I don't consider myself a metal fan, even though I listen to and enjoy a fair amount of metal. The reason I don't do that is because, when I look around and see the throngs of fans who listen to nothing but metal, and who consider anything less than metal to be weak, I simply am not one of them. I couldn't imagine listening to nothing but metal, and apparently many of the musicians can't either. While, for instance, I can appreciate what Soilwork does, there aren't that many times I want to get screamed at for half of every song. Apparently Bjorn Strid feels the same way, because in between Soilwork albums, he's been getting together with friends and pumping out 70s and 80s inspired rock under the guise of The Night Flight Orchestra.

I never covered the band's previous albums, but I did hear enough of them to be mildly intrigued by what I heard. Bjorn is an obviously talented singer, and the throwback aesthetic works for me, but the project had the slapdash and thrown-together songwriting I would imagine for a group that doesn't get ample time to put their records together. Will this time be different?

"Midnight Flyer" kicks things off by telling us exactly where the heart of this album lies. The sound is pure 80s Journey, just as cheesy as you remember. The synths aren't as ridiculous as they could be, since this is meant to be an homage to that time, but there is plenty to politely snicker at. That's how the 80s were.

What I find interesting about this group is the difference in how I perceive Bjorn. In Soilwork, his melodic choruses are the strongest parts of the songs, punchy and delivered expertly. He is obviously the same singer, but he sounds different here. Whether it's the nature of how the album was written and recorded, or if it's the law of diminishing returns, but he never manages to hit those melodies as hard as he does in his main gig. These songs are enjoyable, but for being melodic hard rock, they feel like they need to have bigger hooks.

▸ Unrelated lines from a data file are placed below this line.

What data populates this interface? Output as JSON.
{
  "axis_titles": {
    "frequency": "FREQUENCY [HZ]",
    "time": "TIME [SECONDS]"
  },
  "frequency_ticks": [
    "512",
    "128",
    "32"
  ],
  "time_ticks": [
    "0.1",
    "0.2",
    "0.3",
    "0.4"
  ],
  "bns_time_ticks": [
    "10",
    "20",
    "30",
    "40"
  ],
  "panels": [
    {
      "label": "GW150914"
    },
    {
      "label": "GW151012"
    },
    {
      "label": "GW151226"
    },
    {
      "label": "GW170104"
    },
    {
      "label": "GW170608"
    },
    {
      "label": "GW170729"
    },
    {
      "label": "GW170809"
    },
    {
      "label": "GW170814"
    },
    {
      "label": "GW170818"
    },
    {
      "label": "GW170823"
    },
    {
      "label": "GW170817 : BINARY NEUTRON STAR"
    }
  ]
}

Then again, having experienced the late 80s that this record is mimicking, those were not days filled with that kind of songwriting. The Night Flight Orchestra masterfully apes that period of time, with "Domino" in particular bringing back nearly lucid memories of my childhood. Even now, hearing songs from those days on the radio, it strikes me how few of them have great melodies and hooks. Back then, the songs got by on quirks and the lack of pop and rock crossover. In that respect, "Amber Galactic" fits right in. Too well, I would say.

"Amber Galactic" is pure 1988, for better or worse. For what they were aiming for, this record is scarily accurate. If you told me these songs were written back then, I wouldn't bat an eyelash at you. However, that period of time hasn't aged well, so while the band has to be applauded for their skill at putting on the sonic image, I can't let the album pass by without saying I'm disappointed they didn't update the songwriting with a bit of modern melodic flair. I miss the choruses I know Bjorn can deliver. They're all that's holding "Amber Galactic" back from being a perfect time machine.... to a time I'm not sure anyone wants to revisit.